The budget also calls for Congress to restructure some $10 billion in health care payments owed to the federal government. The USPS defaulted on these debts last year. The President now proposes that that payment be spread out over a number of years.
Together, these steps represent a disguised bailout of the Postal Service, as Heritage’s David John wrote last year. The result will be to allow the USPS to put off vital reforms necessary for it to survive in today’s shrinking postal marketplace.
The Administration does make the right call, however, on supporting another hotly contested postal issue: the USPS’s plan to cut back Saturday service. Such a step would save the USPS around $2 billion per year. The Obama budget calls for eliminating long-standing appropriations riders barring such a service change. Congress, unfortunately, seems to disagree and in fact recently included an appropriations rider requiring full Saturday service in the recently approved 2013 continuing resolution. Unless these and other restrictions are lifted, prospects for the Postal Service’s survival without massive taxpayer assistance will be grim.
The Obama Budget: A Philosophy of Decline
Patrick Louis Knudsen
Despite White House claims of a “centrist” drift, President Barack Obama’s FY 2014 budget clings to the same progressive ideology that has swollen the federal government over the past four years. President Obama continues to seek more government, higher spending, and higher taxes. Because the budget never balances—there is not even an attempt—debt remains at dangerously elevated levels. He emulates a European-inspired welfare state in which the federal government increasingly imposes on and smothers Americans’ lives and America’s economy.
The budget claims long-term savings, but first boosts spending with the typical government “investments” in infrastructure, high-speed rail, non-defense research and development, and “manufacturing innovation institutes.” The general attitude is that the economy cannot grow without the guidance of a domineering central government.

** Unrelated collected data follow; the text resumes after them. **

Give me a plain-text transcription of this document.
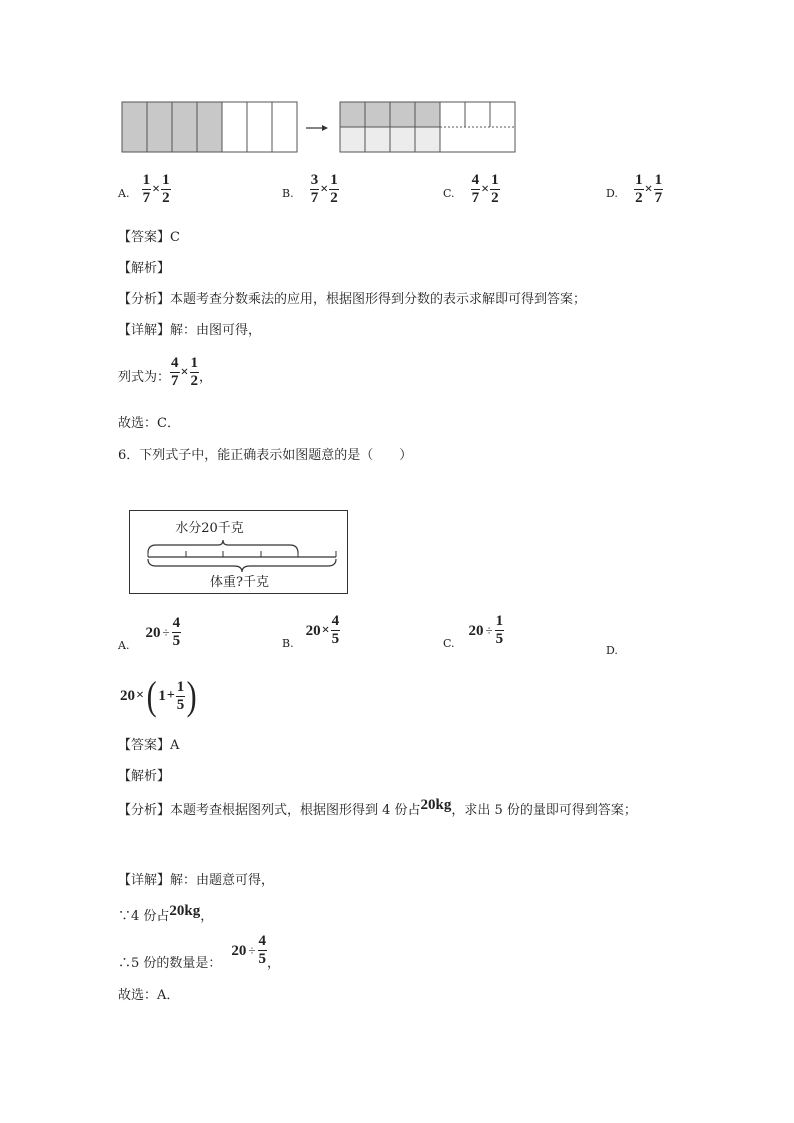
$_{A.} \frac{1}{7} \times \frac{1}{2}$	$_{B.} \frac{3}{7} \times \frac{1}{2}$	$_{C.} \frac{4}{7} \times \frac{1}{2}$	$_{D.} \frac{1}{2} \times \frac{1}{7}$
【答案】C
【解析】
【分析】本题考查分数乘法的应用，根据图形得到分数的表示求解即可得到答案；
【详解】解：由图可得，
列式为： $\frac{4}{7} \times \frac{1}{2}$ ，
故选：C．
6．下列式子中，能正确表示如图题意的是（　　）
水分20千克
体重?千克
A.
$20 \div \frac{4}{5}$	B.
$20 \times \frac{4}{5}$	C.
$20 \div \frac{1}{5}$
D.
20 × ( $1 + \frac{1}{5}$ )
【答案】A
【解析】
【分析】本题考查根据图列式，根据图形得到 4 份占 20kg ，求出 5 份的量即可得到答案；
【详解】解：由题意可得，
∵4 份占 20kg ，
∴5 份的数量是：
$20 \div \frac{4}{5}$ ，
故选：A．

The signature feature of this governing philosophy is Obamacare, whose malignant new entitlements—its health insurance subsidies and Medicaid expansions—start in this 2014 budget. With their implementation, the misnamed Patient Protection and Affordable Care Act (Obamacare) will add a distinctly unaffordable $1.8 trillion in federal spending through 2023. Equally important, Obamacare commandeers the health care sector with a massive program that further distorts the market, intrudes on the doctor-patient relationship, and dismisses personal and religious liberty.
While boosting domestic spending, the President remains indifferent to national security needs. His proposed defense spending, though somewhat higher than sequestration levels, remains inadequate.

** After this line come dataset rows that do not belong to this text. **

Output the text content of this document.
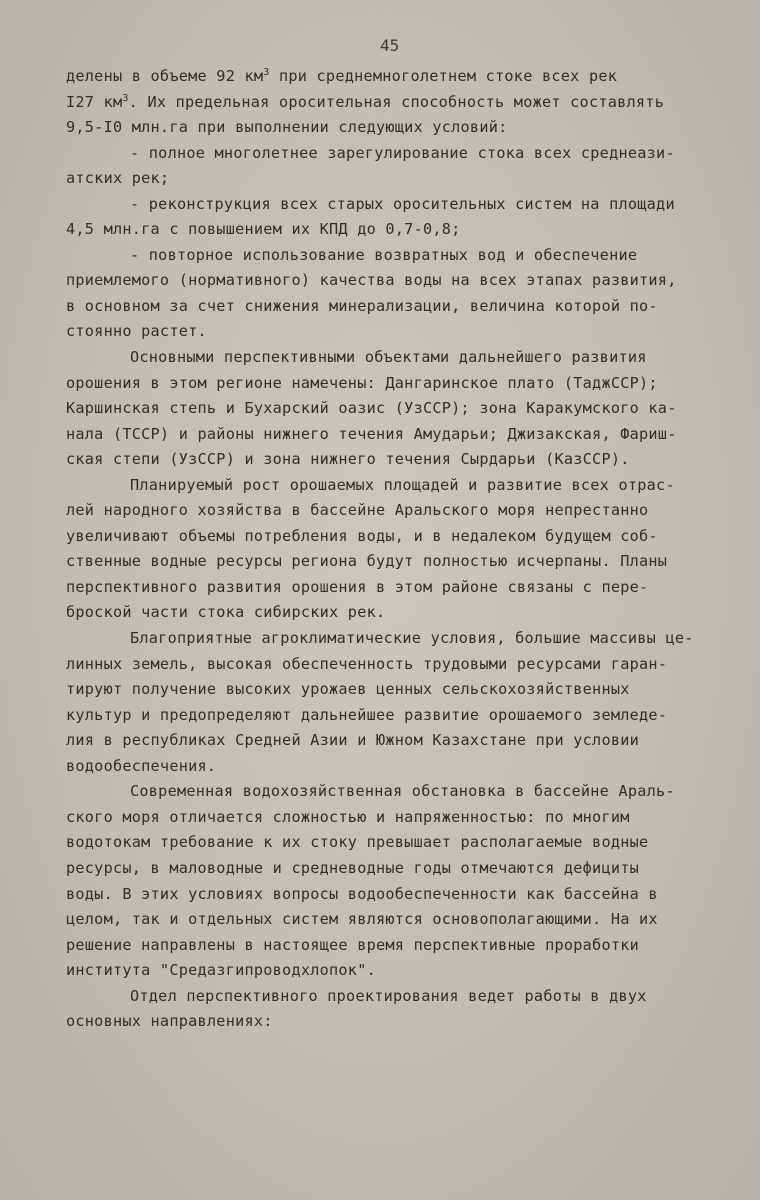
45
делены в объеме 92 $км^3$ при среднемноголетнем стоке всех рек
I27 $км^3$. Их предельная оросительная способность может составлять
9,5-I0 млн.га при выполнении следующих условий:
- полное многолетнее зарегулирование стока всех среднеази-
атских рек;
- реконструкция всех старых оросительных систем на площади
4,5 млн.га с повышением их КПД до 0,7-0,8;
- повторное использование возвратных вод и обеспечение
приемлемого (нормативного) качества воды на всех этапах развития,
в основном за счет снижения минерализации, величина которой по-
стоянно растет.
Основными перспективными объектами дальнейшего развития
орошения в этом регионе намечены: Дангаринское плато (ТаджССР);
Каршинская степь и Бухарский оазис (УзССР); зона Каракумского ка-
нала (ТССР) и районы нижнего течения Амударьи; Джизакская, Фариш-
ская степи (УзССР) и зона нижнего течения Сырдарьи (КазССР).
Планируемый рост орошаемых площадей и развитие всех отрас-
лей народного хозяйства в бассейне Аральского моря непрестанно
увеличивают объемы потребления воды, и в недалеком будущем соб-
ственные водные ресурсы региона будут полностью исчерпаны. Планы
перспективного развития орошения в этом районе связаны с пере-
броской части стока сибирских рек.
Благоприятные агроклиматические условия, большие массивы це-
линных земель, высокая обеспеченность трудовыми ресурсами гаран-
тируют получение высоких урожаев ценных сельскохозяйственных
культур и предопределяют дальнейшее развитие орошаемого земледе-
лия в республиках Средней Азии и Южном Казахстане при условии
водообеспечения.
Современная водохозяйственная обстановка в бассейне Араль-
ского моря отличается сложностью и напряженностью: по многим
водотокам требование к их стоку превышает располагаемые водные
ресурсы, в маловодные и средневодные годы отмечаются дефициты
воды. В этих условиях вопросы водообеспеченности как бассейна в
целом, так и отдельных систем являются основополагающими. На их
решение направлены в настоящее время перспективные проработки
института "Средазгипроводхлопок".
Отдел перспективного проектирования ведет работы в двух
основных направлениях:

Even with his timid entitlement savings proposals—which mostly just trim the edges of programs that require fundamental, structural reform—President Obama promotes a government that is permanently at least 1 percentage point larger in terms of spending as a share of the economy, than the historical average of 20.2 percent of GDP. Financing this sprawling bureaucracy naturally requires higher taxes, mostly by punishing the saving and investment that feed long-term prosperity. It is a deliberate practice aimed at stifling private-sector growth to increase dependence on government. Yet with all the President’s proposed new taxes—following the $618 billion tax hike he demanded and won in January’s fiscal cliff agreemen—his budget never gets close to balance.
However irrelevant the budget is—arriving more than two months late, and after both the House and Senate have passed their respective budget resolutions—it reflects the governing philosophy that President Obama intends to keep pursuing in his second term. If he succeeds, his policies will inevitably smother America’s vitality and lead to decades of decline.